Chris Kuiper, Head of Research at Fidelity Digital Assets, is convinced that Bitcoin (BTC) should be treated separately from other digital assets and believes it plays an exclusive role in investors’ portfolios.
Fidelity Digital Assets’ latest report, titled Bitcoin First, targets two main concerns that Fidelity’s clients have raised towards BTC — eventually being replaced by some other cryptocurrencies and lower upside potential left compared to other coins.
According to Kuiper, BTC offers a unique value proposition as the most decentralized and censorship-resistant monetary network. That, according to him, is a non-incremental sort of innovation similar to the invention of the wheel.
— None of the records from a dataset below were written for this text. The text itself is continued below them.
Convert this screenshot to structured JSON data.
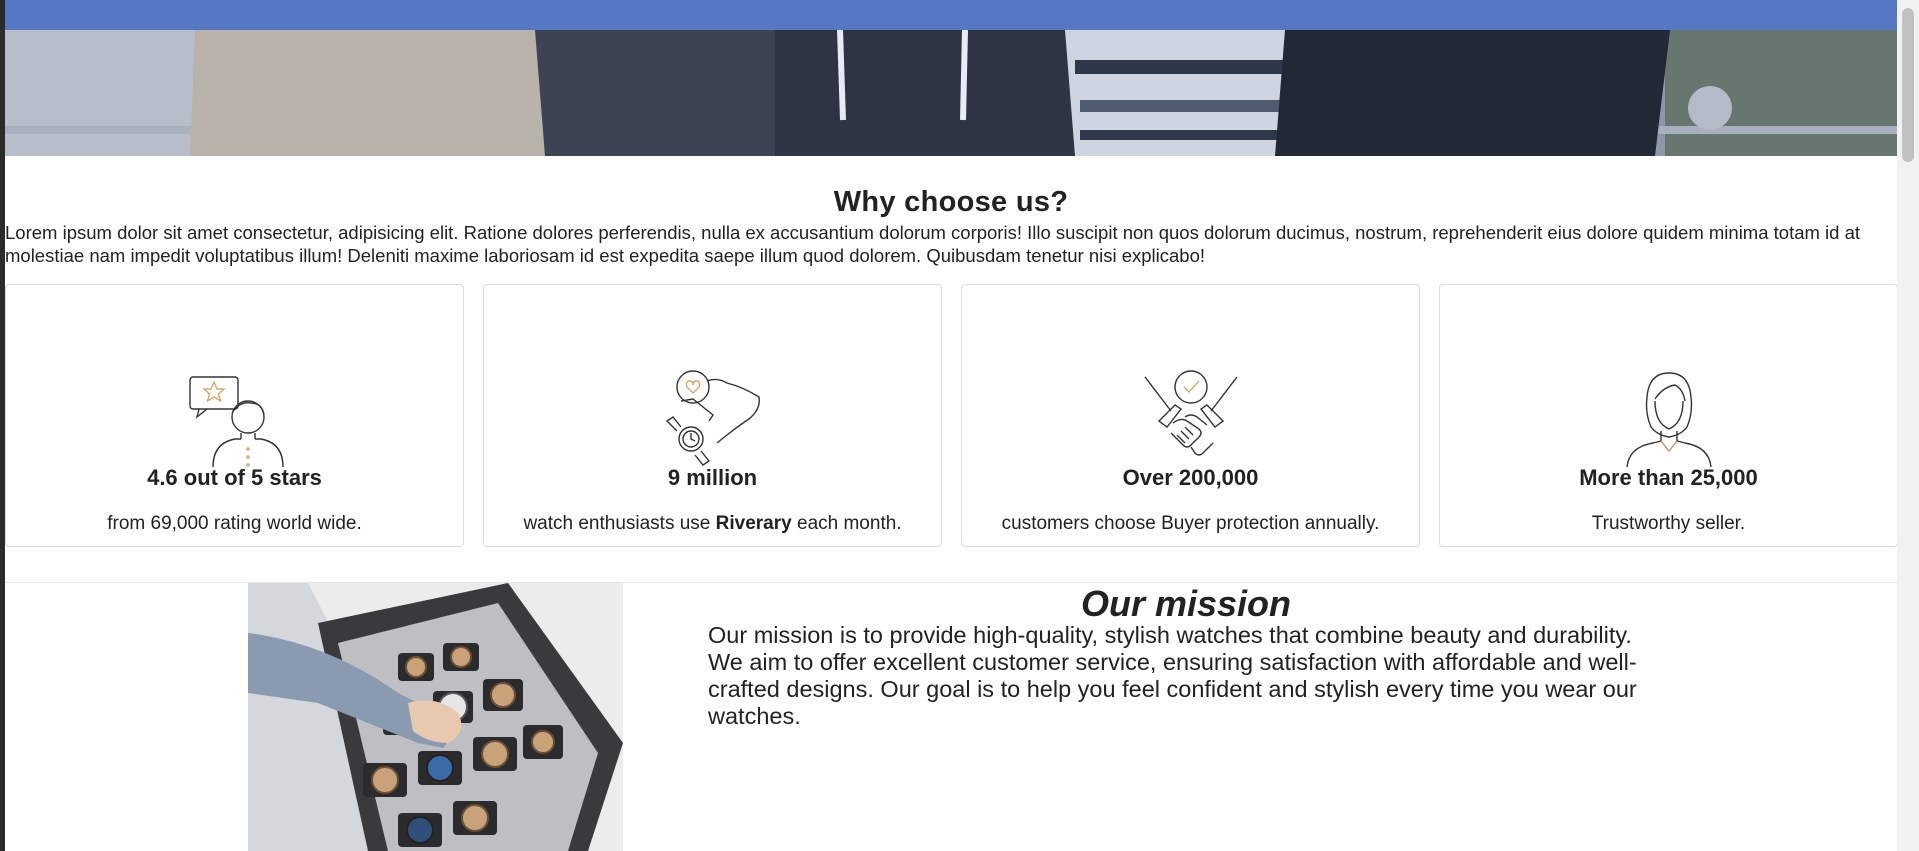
{
  "colors": {
    "topbar": "#5479c2",
    "text": "#222222",
    "accent_icon": "#d9a86a"
  },
  "why": {
    "title": "Why choose us?",
    "text": "Lorem ipsum dolor sit amet consectetur, adipisicing elit. Ratione dolores perferendis, nulla ex accusantium dolorum corporis! Illo suscipit non quos dolorum ducimus, nostrum, reprehenderit eius dolore quidem minima totam id at molestiae nam impedit voluptatibus illum! Deleniti maxime laboriosam id est expedita saepe illum quod dolorem. Quibusdam tenetur nisi explicabo!"
  },
  "features": [
    {
      "icon": "review-star-person-icon",
      "stat": "4.6 out of 5 stars",
      "desc": "from 69,000 rating world wide."
    },
    {
      "icon": "watch-hand-heart-icon",
      "stat": "9 million",
      "desc_pre": "watch enthusiasts use ",
      "desc_bold": "Riverary",
      "desc_post": " each month."
    },
    {
      "icon": "handshake-check-icon",
      "stat": "Over 200,000",
      "desc": "customers choose Buyer protection annually."
    },
    {
      "icon": "seller-woman-icon",
      "stat": "More than 25,000",
      "desc": "Trustworthy seller."
    }
  ],
  "mission": {
    "title": "Our mission",
    "text": "Our mission is to provide high-quality, stylish watches that combine beauty and durability. We aim to offer excellent customer service, ensuring satisfaction with affordable and well-crafted designs. Our goal is to help you feel confident and stylish every time you wear our watches."
  }
}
“You can’t reinvent something that’s already been invented in terms of the most secure, most decentralized and what we consider as the best monetary good in the digital asset space,” he said.
While other cryptocurrencies may have higher upside potential, as Kuiper pointed out, they are also subjected to higher risks and should be regarded more like venture capital bets.
Kuiper believes that regardless of the future development of the blockchain ecosystem, BTC is likely to come out as a winner. In a multi-chain scenario, where multiple blockchains will be coexisting, Bitcoin will be still the main “money anchor” for other digital assets.
“At the end of the day, the thing that gives these other tokens or projects value is that they can somehow tie back to bitcoin, either be converted back to Bitcoin,” he explained.
In the case of a winner-takes-all scenario, Kuiper thinks BTC will likely be the go-to protocol for building most blockchain applications.
Kuiper also points out that BTC’s thirteen years of existence have significantly reduced the downside risks predominantly tied to BTC investments. On the other hand, its upside potential may still be significant, especially in case it will gradually replace gold as a store of value.